Merupakan acara penutup dalam tradisi perayaan tahun baru Imlek, yang jatuh pada malam tanggal 14, pada bulan Februari dan berlangsung dua hari berturut-turut sampai tanggal 15. Di Batavia diadakan semacam karnaval profan, yakni arak-arakan kendaraan hias dengan kembang api yang sangat semarak , sebagaimana dilukiskan dalam novel-novel Cina terkenal. Dalam arakan seperti itu, dengan diterangi lentera-lentera, anak-anak kecil berdandan bagus, naik kereta yang ditarik oleh beberapa pelayan. Arak-arakan ini disebut tjungge (zhuang-yi).

Perayaan tahun baru kini terbatas di beberapa klenteng saja. Banyak orang datang untuk berdoa, menyalakan Jilin-Win raksasa yang bahkan setinggi manusia, yang menyala terus selama dua minggu.

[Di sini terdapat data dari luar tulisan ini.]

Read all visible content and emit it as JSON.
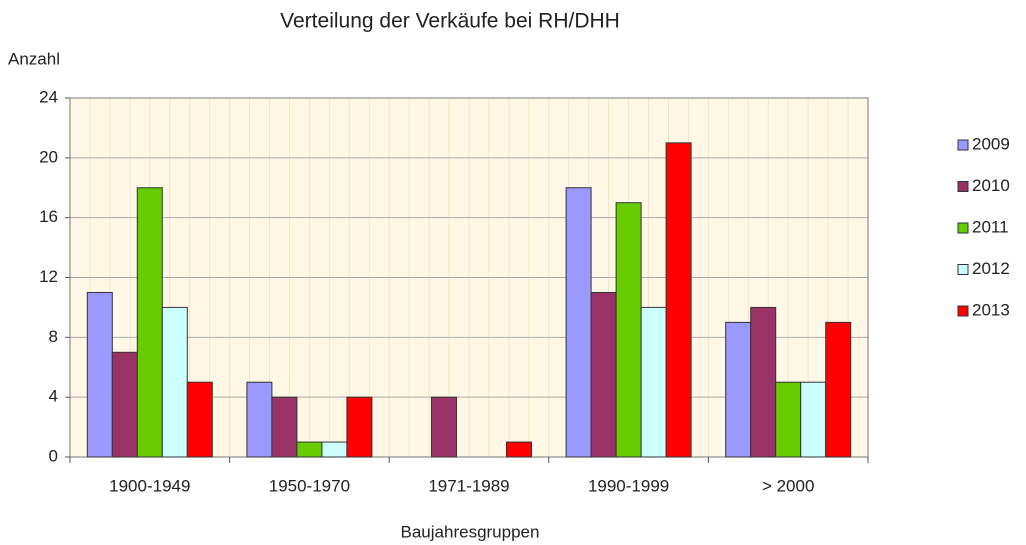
{
  "chart_data": {
    "type": "bar",
    "title": "Verteilung der Verkäufe bei RH/DHH",
    "y_label": "Anzahl",
    "x_label": "Baujahresgruppen",
    "categories": [
      "1900-1949",
      "1950-1970",
      "1971-1989",
      "1990-1999",
      "> 2000"
    ],
    "series": [
      {
        "name": "2009",
        "color": "#9999ff",
        "values": [
          11,
          5,
          0,
          18,
          9
        ]
      },
      {
        "name": "2010",
        "color": "#993366",
        "values": [
          7,
          4,
          4,
          11,
          10
        ]
      },
      {
        "name": "2011",
        "color": "#66cc00",
        "values": [
          18,
          1,
          0,
          17,
          5
        ]
      },
      {
        "name": "2012",
        "color": "#ccffff",
        "values": [
          10,
          1,
          0,
          10,
          5
        ]
      },
      {
        "name": "2013",
        "color": "#ff0000",
        "values": [
          5,
          4,
          1,
          21,
          9
        ]
      }
    ],
    "ylim": [
      0,
      24
    ],
    "yticks": [
      0,
      4,
      8,
      12,
      16,
      20,
      24
    ],
    "grid": true,
    "legend": "right"
  }
}
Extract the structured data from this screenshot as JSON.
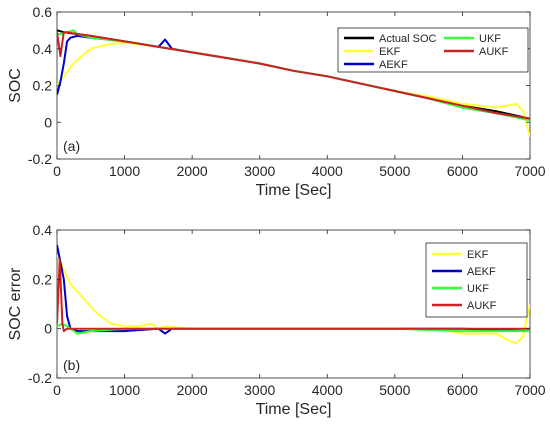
{
  "chart_data": [
    {
      "type": "line",
      "panel_label": "(a)",
      "xlabel": "Time [Sec]",
      "ylabel": "SOC",
      "xlim": [
        0,
        7000
      ],
      "ylim": [
        -0.2,
        0.6
      ],
      "xticks": [
        "0",
        "1000",
        "2000",
        "3000",
        "4000",
        "5000",
        "6000",
        "7000"
      ],
      "yticks": [
        "-0.2",
        "0",
        "0.2",
        "0.4",
        "0.6"
      ],
      "grid": false,
      "legend_position": "top-right",
      "legend_columns": 2,
      "series": [
        {
          "name": "Actual SOC",
          "color": "#000000",
          "x": [
            0,
            100,
            500,
            1000,
            1500,
            2000,
            2500,
            3000,
            3500,
            4000,
            4500,
            5000,
            5500,
            6000,
            6500,
            7000
          ],
          "y": [
            0.5,
            0.49,
            0.47,
            0.44,
            0.41,
            0.38,
            0.35,
            0.32,
            0.28,
            0.25,
            0.21,
            0.17,
            0.13,
            0.09,
            0.06,
            0.02
          ]
        },
        {
          "name": "EKF",
          "color": "#ffff33",
          "x": [
            0,
            100,
            200,
            300,
            400,
            500,
            700,
            900,
            1100,
            1300,
            1500,
            2000,
            2500,
            3000,
            3500,
            4000,
            4500,
            5000,
            5500,
            6000,
            6500,
            6800,
            6900,
            7000
          ],
          "y": [
            0.2,
            0.25,
            0.3,
            0.34,
            0.37,
            0.4,
            0.42,
            0.43,
            0.43,
            0.42,
            0.41,
            0.38,
            0.35,
            0.32,
            0.28,
            0.25,
            0.21,
            0.17,
            0.14,
            0.1,
            0.08,
            0.1,
            0.06,
            -0.08
          ]
        },
        {
          "name": "AEKF",
          "color": "#0000cc",
          "x": [
            0,
            50,
            100,
            150,
            200,
            300,
            500,
            1000,
            1500,
            1600,
            1700,
            2000,
            2500,
            3000,
            3500,
            4000,
            4500,
            5000,
            5500,
            6000,
            6500,
            7000
          ],
          "y": [
            0.15,
            0.22,
            0.32,
            0.44,
            0.46,
            0.47,
            0.46,
            0.44,
            0.41,
            0.45,
            0.4,
            0.38,
            0.35,
            0.32,
            0.28,
            0.25,
            0.21,
            0.17,
            0.13,
            0.08,
            0.05,
            0.02
          ]
        },
        {
          "name": "UKF",
          "color": "#33ff33",
          "x": [
            0,
            80,
            150,
            250,
            300,
            500,
            1000,
            1500,
            2000,
            2500,
            3000,
            3500,
            4000,
            4500,
            5000,
            5500,
            6000,
            6500,
            7000
          ],
          "y": [
            0.48,
            0.48,
            0.49,
            0.5,
            0.48,
            0.46,
            0.44,
            0.41,
            0.38,
            0.35,
            0.32,
            0.28,
            0.25,
            0.21,
            0.17,
            0.13,
            0.08,
            0.05,
            0.01
          ]
        },
        {
          "name": "AUKF",
          "color": "#cc2222",
          "x": [
            0,
            50,
            100,
            150,
            300,
            500,
            1000,
            1500,
            2000,
            2500,
            3000,
            3500,
            4000,
            4500,
            5000,
            5500,
            6000,
            6500,
            7000
          ],
          "y": [
            0.49,
            0.36,
            0.49,
            0.49,
            0.48,
            0.47,
            0.44,
            0.41,
            0.38,
            0.35,
            0.32,
            0.28,
            0.25,
            0.21,
            0.17,
            0.13,
            0.09,
            0.05,
            0.02
          ]
        }
      ]
    },
    {
      "type": "line",
      "panel_label": "(b)",
      "xlabel": "Time [Sec]",
      "ylabel": "SOC error",
      "xlim": [
        0,
        7000
      ],
      "ylim": [
        -0.2,
        0.4
      ],
      "xticks": [
        "0",
        "1000",
        "2000",
        "3000",
        "4000",
        "5000",
        "6000",
        "7000"
      ],
      "yticks": [
        "-0.2",
        "0",
        "0.2",
        "0.4"
      ],
      "grid": false,
      "legend_position": "top-right",
      "legend_columns": 1,
      "series": [
        {
          "name": "EKF",
          "color": "#ffff33",
          "x": [
            0,
            100,
            200,
            300,
            400,
            500,
            600,
            800,
            1000,
            1200,
            1400,
            1500,
            1600,
            2000,
            3000,
            4000,
            5000,
            5600,
            6000,
            6500,
            6700,
            6800,
            6900,
            7000
          ],
          "y": [
            0.3,
            0.24,
            0.18,
            0.15,
            0.12,
            0.09,
            0.06,
            0.02,
            0.01,
            0.01,
            0.02,
            0.0,
            0.01,
            0.0,
            0.0,
            0.0,
            0.0,
            0.0,
            -0.02,
            -0.02,
            -0.05,
            -0.06,
            -0.03,
            0.1
          ]
        },
        {
          "name": "AEKF",
          "color": "#0000cc",
          "x": [
            0,
            50,
            100,
            150,
            200,
            300,
            500,
            1000,
            1500,
            1600,
            1700,
            2000,
            3000,
            4000,
            5000,
            6000,
            7000
          ],
          "y": [
            0.34,
            0.27,
            0.2,
            0.05,
            0.0,
            -0.01,
            -0.01,
            -0.01,
            0.0,
            -0.02,
            0.0,
            0.0,
            0.0,
            0.0,
            0.0,
            0.0,
            -0.01
          ]
        },
        {
          "name": "UKF",
          "color": "#33ff33",
          "x": [
            0,
            80,
            150,
            300,
            500,
            1000,
            2000,
            3000,
            4000,
            5000,
            6000,
            7000
          ],
          "y": [
            0.01,
            0.02,
            0.01,
            -0.02,
            -0.01,
            0.0,
            0.0,
            0.0,
            0.0,
            0.0,
            -0.01,
            -0.01
          ]
        },
        {
          "name": "AUKF",
          "color": "#cc2222",
          "x": [
            0,
            40,
            80,
            100,
            150,
            300,
            1000,
            2000,
            3000,
            4000,
            5000,
            6000,
            7000
          ],
          "y": [
            0.02,
            0.28,
            0.02,
            -0.01,
            0.0,
            0.0,
            0.0,
            0.0,
            0.0,
            0.0,
            0.0,
            0.0,
            0.0
          ]
        }
      ]
    }
  ]
}
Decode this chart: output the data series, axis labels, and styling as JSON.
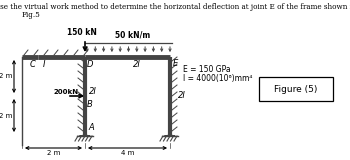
{
  "title_line1": "Use the virtual work method to determine the horizontal deflection at joint E of the frame shown in",
  "title_line2": "Fig.5",
  "load_vertical": "150 kN",
  "load_distributed": "50 kN/m",
  "load_horizontal": "200kN",
  "dim_left_top": "2 m",
  "dim_left_bot": "2 m",
  "dim_horiz_left": "2 m",
  "dim_horiz_right": "4 m",
  "label_C": "C",
  "label_I": "I",
  "label_D": "D",
  "label_2I_beam": "2I",
  "label_E": "E",
  "label_2I_col": "2I",
  "label_B": "B",
  "label_A": "A",
  "label_2I_right": "2I",
  "prop_E": "E = 150 GPa",
  "prop_I": "I = 4000(10⁶)mm⁴",
  "figure_label": "Figure (5)",
  "frame_color": "#444444",
  "bg_color": "#ffffff",
  "text_color": "#000000"
}
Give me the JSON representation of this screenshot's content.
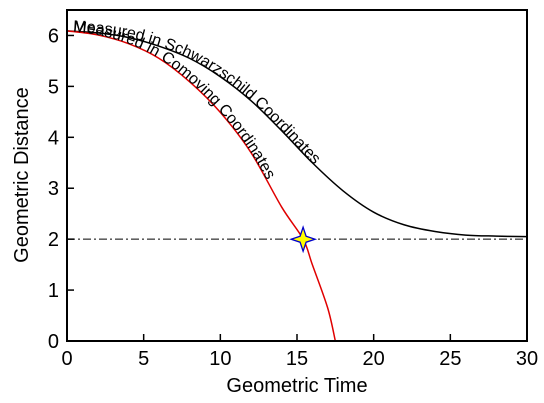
{
  "chart_data": {
    "type": "line",
    "xlabel": "Geometric Time",
    "ylabel": "Geometric Distance",
    "xlim": [
      0,
      30
    ],
    "ylim": [
      0,
      6.5
    ],
    "x_ticks": [
      "0",
      "5",
      "10",
      "15",
      "20",
      "25",
      "30"
    ],
    "y_ticks": [
      "0",
      "1",
      "2",
      "3",
      "4",
      "5",
      "6"
    ],
    "grid": false,
    "legend": "none",
    "series": [
      {
        "name": "Measured in Schwarzschild Coordinates",
        "color": "#000000",
        "x": [
          0,
          2,
          4,
          6,
          8,
          10,
          12,
          14,
          16,
          18,
          20,
          22,
          24,
          26,
          28,
          30
        ],
        "y": [
          6.09,
          6.05,
          5.96,
          5.79,
          5.55,
          5.19,
          4.72,
          4.13,
          3.5,
          2.95,
          2.53,
          2.28,
          2.15,
          2.08,
          2.06,
          2.05
        ]
      },
      {
        "name": "Measured in Comoving Coordinates",
        "color": "#e00000",
        "x": [
          0,
          2,
          4,
          6,
          8,
          10,
          12,
          14,
          15.4,
          16,
          17,
          17.5
        ],
        "y": [
          6.09,
          6.01,
          5.84,
          5.55,
          5.09,
          4.49,
          3.7,
          2.63,
          2.0,
          1.5,
          0.65,
          0.0
        ]
      },
      {
        "name": "",
        "color": "#000000",
        "style": "dash-dot",
        "x": [
          0,
          30
        ],
        "y": [
          2,
          2
        ]
      }
    ],
    "annotations": [
      {
        "text": "Measured in Schwarzschild Coordinates",
        "series": 0
      },
      {
        "text": "Measured in Comoving Coordinates",
        "series": 1
      }
    ],
    "marker": {
      "x": 15.4,
      "y": 2.0,
      "shape": "4-point star",
      "fill": "#ffff00",
      "stroke": "#0000cc"
    }
  }
}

Pertunjukkan mirip sandiwara yang dikisahkan para musafir pendahulu, kini sudah tidak ada. Yang masih dapat dilihat ialah pertunjukkan boneka yang digerakkan dengan tangan yang disebut wayang potehi. Banyak pelukis Indonesia yang terinspirasi mengabadikan moment ini, salah satu diantaranya yang menjadi masterpiece adalah lukisan Capgomeh karya Sudjojono.